Nevius wrote "Demon Possession" (also titled "Demon Possession and Allied Themes"), published 1894, in which he attests to several cases of demonic possession among the Chinese, and argues that demons exist, and that their instances are consistent with those in ancient and biblical scripture. He notes that Christian teaching is the most effective method of exorcism, and documents its performance by Christians of all denominations, and even non-believing Chinese. He argues, and analyses contemporary scientific literature, that demons are real in spiritual form. The possessed, he says, frequently show knowledge of scripture, rhymes or languages which the possessee is ignorant of; or display supernatural abilities. Both, he says, are evidence of genuine spiritual demonic possession.

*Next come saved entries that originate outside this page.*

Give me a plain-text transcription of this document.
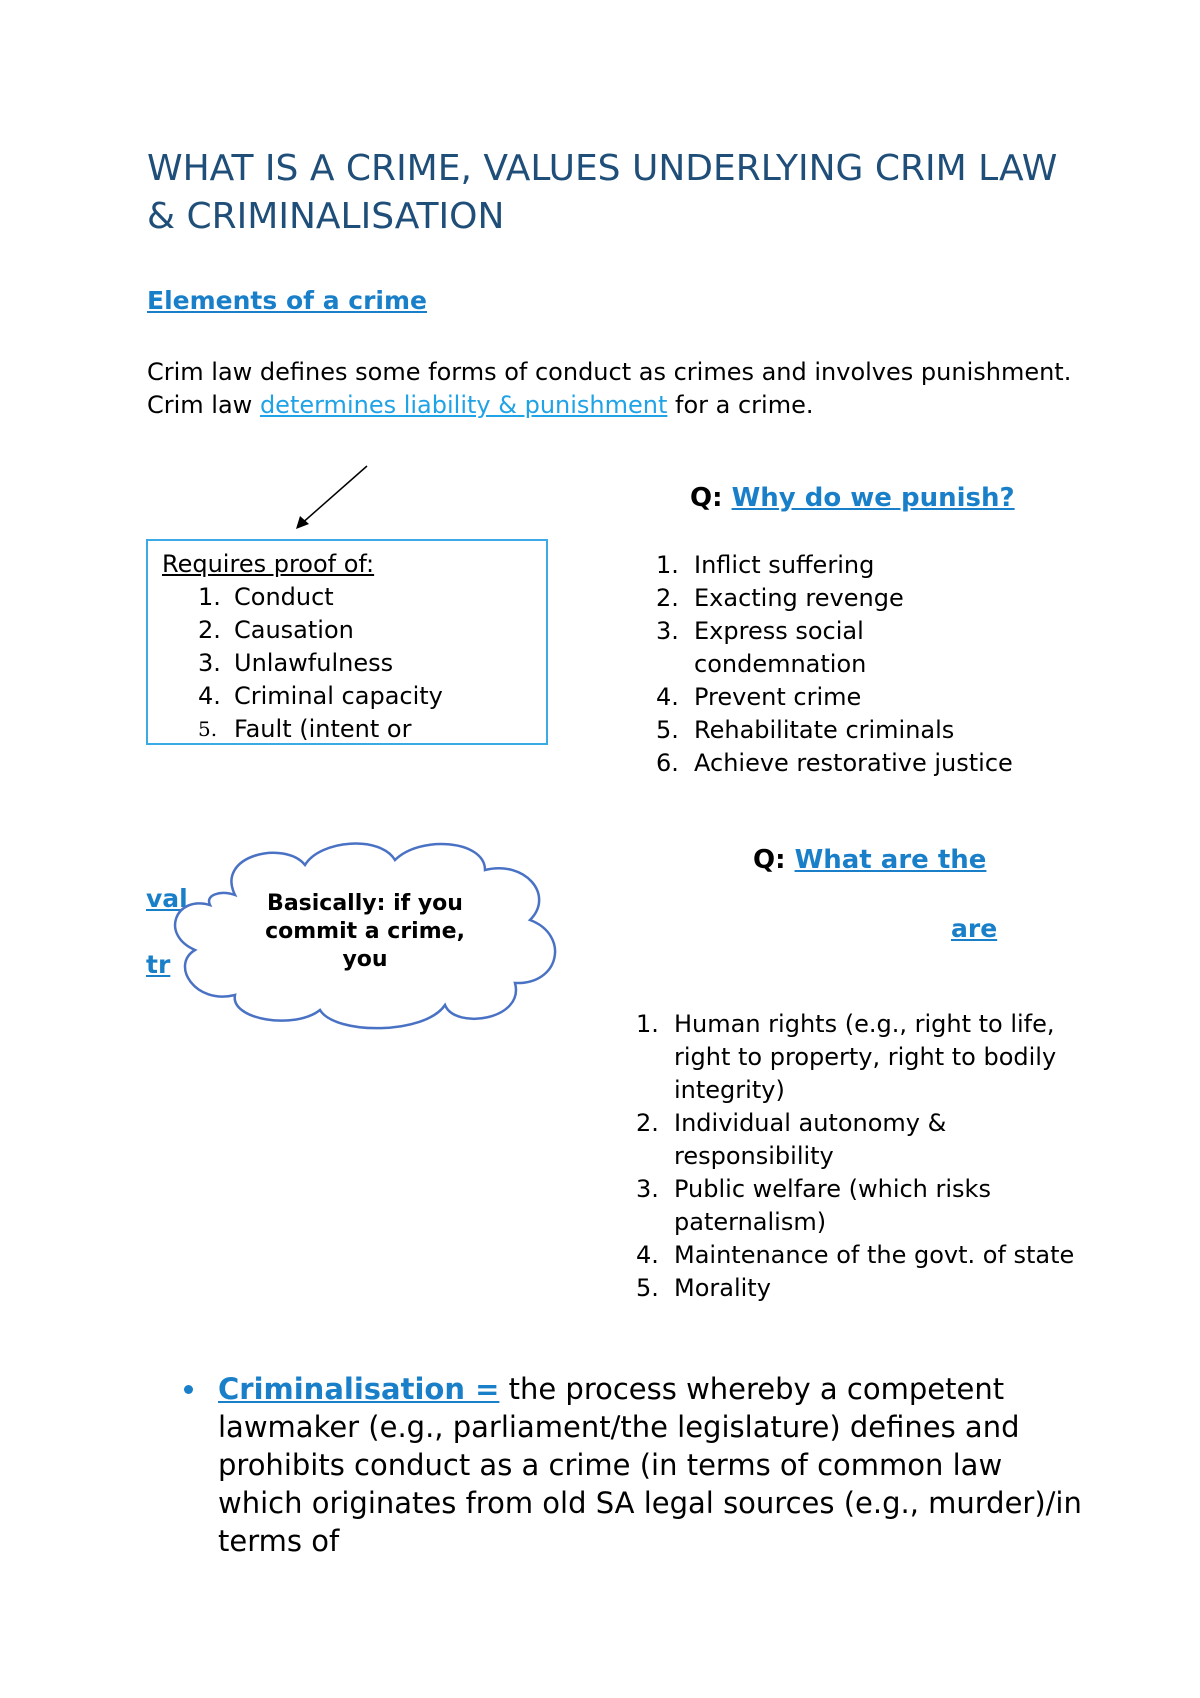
WHAT IS A CRIME, VALUES UNDERLYING CRIM LAW & CRIMINALISATION
Elements of a crime
Crim law defines some forms of conduct as crimes and involves punishment.
Crim law determines liability & punishment for a crime.
Requires proof of:
1. Conduct
2. Causation
3. Unlawfulness
4. Criminal capacity
5. Fault (intent or
Q: Why do we punish?
1. Inflict suffering
2. Exacting revenge
3. Express social condemnation
4. Prevent crime
5. Rehabilitate criminals
6. Achieve restorative justice
Q: What are the
are
val
tr
Basically: if you commit a crime, you
1. Human rights (e.g., right to life, right to property, right to bodily integrity)
2. Individual autonomy & responsibility
3. Public welfare (which risks paternalism)
4. Maintenance of the govt. of state
5. Morality
Criminalisation = the process whereby a competent lawmaker (e.g., parliament/the legislature) defines and prohibits conduct as a crime (in terms of common law which originates from old SA legal sources (e.g., murder)/in terms of
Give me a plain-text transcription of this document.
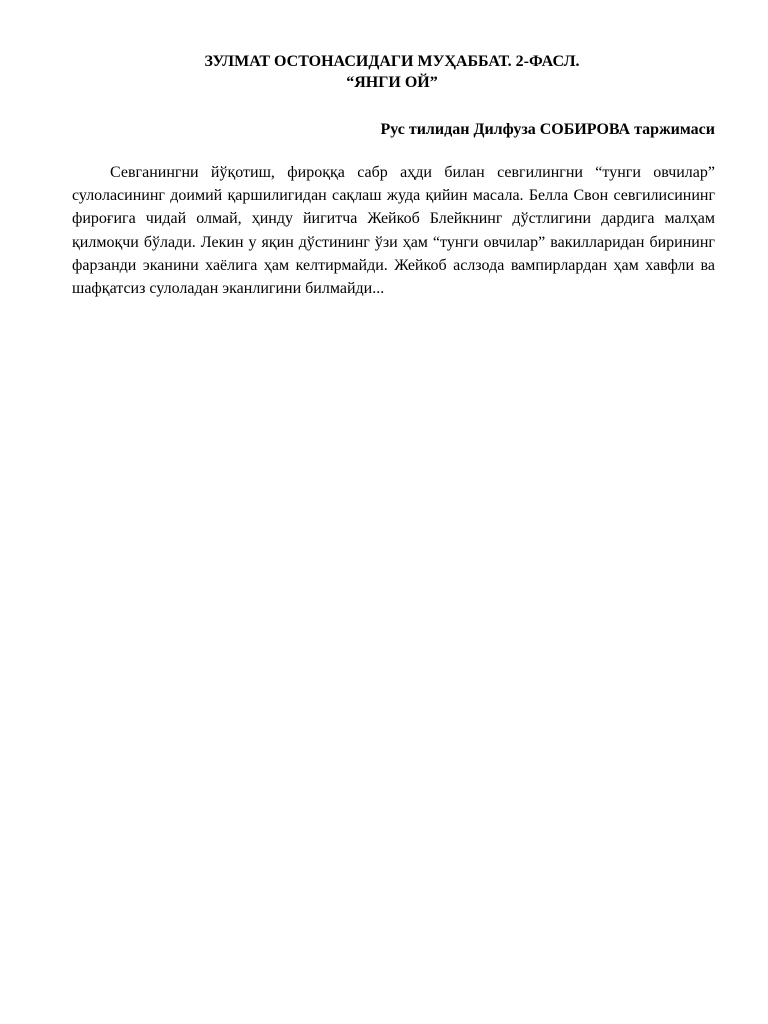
ЗУЛМАТ ОСТОНАСИДАГИ МУҲАББАТ. 2-ФАСЛ.

“ЯНГИ ОЙ”

Рус тилидан Дилфуза СОБИРОВА таржимаси

Севганингни йўқотиш, фироққа сабр аҳди билан севгилингни “тунги овчилар” сулоласининг доимий қаршилигидан сақлаш жуда қийин масала. Белла Свон севгилисининг фироғига чидай олмай, ҳинду йигитча Жейкоб Блейкнинг дўстлигини дардига малҳам қилмоқчи бўлади. Лекин у яқин дўстининг ўзи ҳам “тунги овчилар” вакилларидан бирининг фарзанди эканини хаёлига ҳам келтирмайди. Жейкоб аслзода вампирлардан ҳам хавфли ва шафқатсиз сулоладан эканлигини билмайди...
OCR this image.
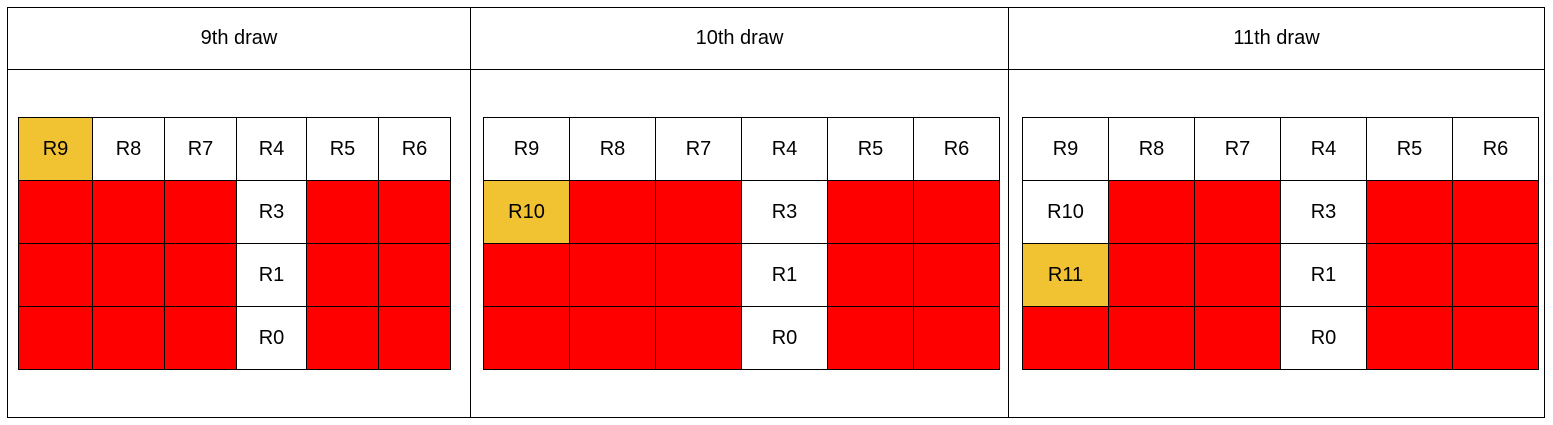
9th draw	10th draw	11th draw
R9	R8	R7	R4	R5	R6
			R3		
			R1		
			R0		
R9	R8	R7	R4	R5	R6
R10			R3		
			R1		
			R0		
R9	R8	R7	R4	R5	R6
R10			R3		
R11			R1		
			R0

== Indigenous Church Mission ==
After questioning the methods of western missionaries of his time, Nevius took up the Venn-Anderson principles of "self-propagation, self-government, and self-supporting" in a series of articles in the Chinese Recorder journal in 1885, which was later published as a book in 1886, The Planting and Development of Missionary Churches. Nevius called for discarding old-style missions and the adoption of his new plan to foster an independent, self-supporting local church. He criticized the missionaries' practice of paying national workers out of mission funds, believing the healthy local church should be able to support its own local workers.

== The Nevius Plan ==

The missionary principles formulated by Nevius later became known as the "Nevius Plan", and were a development of the existing ideas of Henry Venn and Rufus Anderson. When American Presbyterians began their work in Korea, the new missionaries invited Nevius to advise them. Embracing his method, the Korean mission enjoyed great success, although it did not gain similar popularity in China. The Nevius Plan outlined the following:
1. Christians should continue to live in their neighborhoods and pursue their occupations, being self-supporting and witnessing to their co-workers and neighbors.
2. Missions should only develop programs and institutions that the national church desired and could support.
3. The national churches should call out and support their own pastors.
4. Churches should be built in the native style with money and materials given by the church members.
5. Intensive biblical and doctrinal instruction should be provided for church leaders every year.

==See also==
- Rufus Anderson
- Henry Venn

==Bibliography==

- Helen Sanford Coan Nevius. Our Life in China (New York, R. Carter, 1869).
- Nevius, J. L. China and the Chinese (New York, Harper & brothers, 1869)
- Nevius, J. L. Demon possession and allied themes; being an inductive study of phenomena of our own times (Chicago: F. H. Revell, 1894).
- Helen Sanford Coan Nevius. The life of John Livingston Nevius: for forty years a missionary in China (New York; Chicago : Fleming H. Revell Co., 1895).
- Nevius, J. L. The planting and development of missionary churches (New York: Foreign mission library, 1899)
- Creegan, Charles Cole. Pioneer missionaries of the church (New York, American Tract Society, 1903).
- Nevius, J.L. "SAN-POH, or NORTH OF THE HILLS. A Narrative of Missionary Work in an Outstation in China" (Philadelphia : Presbyterian Board of Publication, 1869).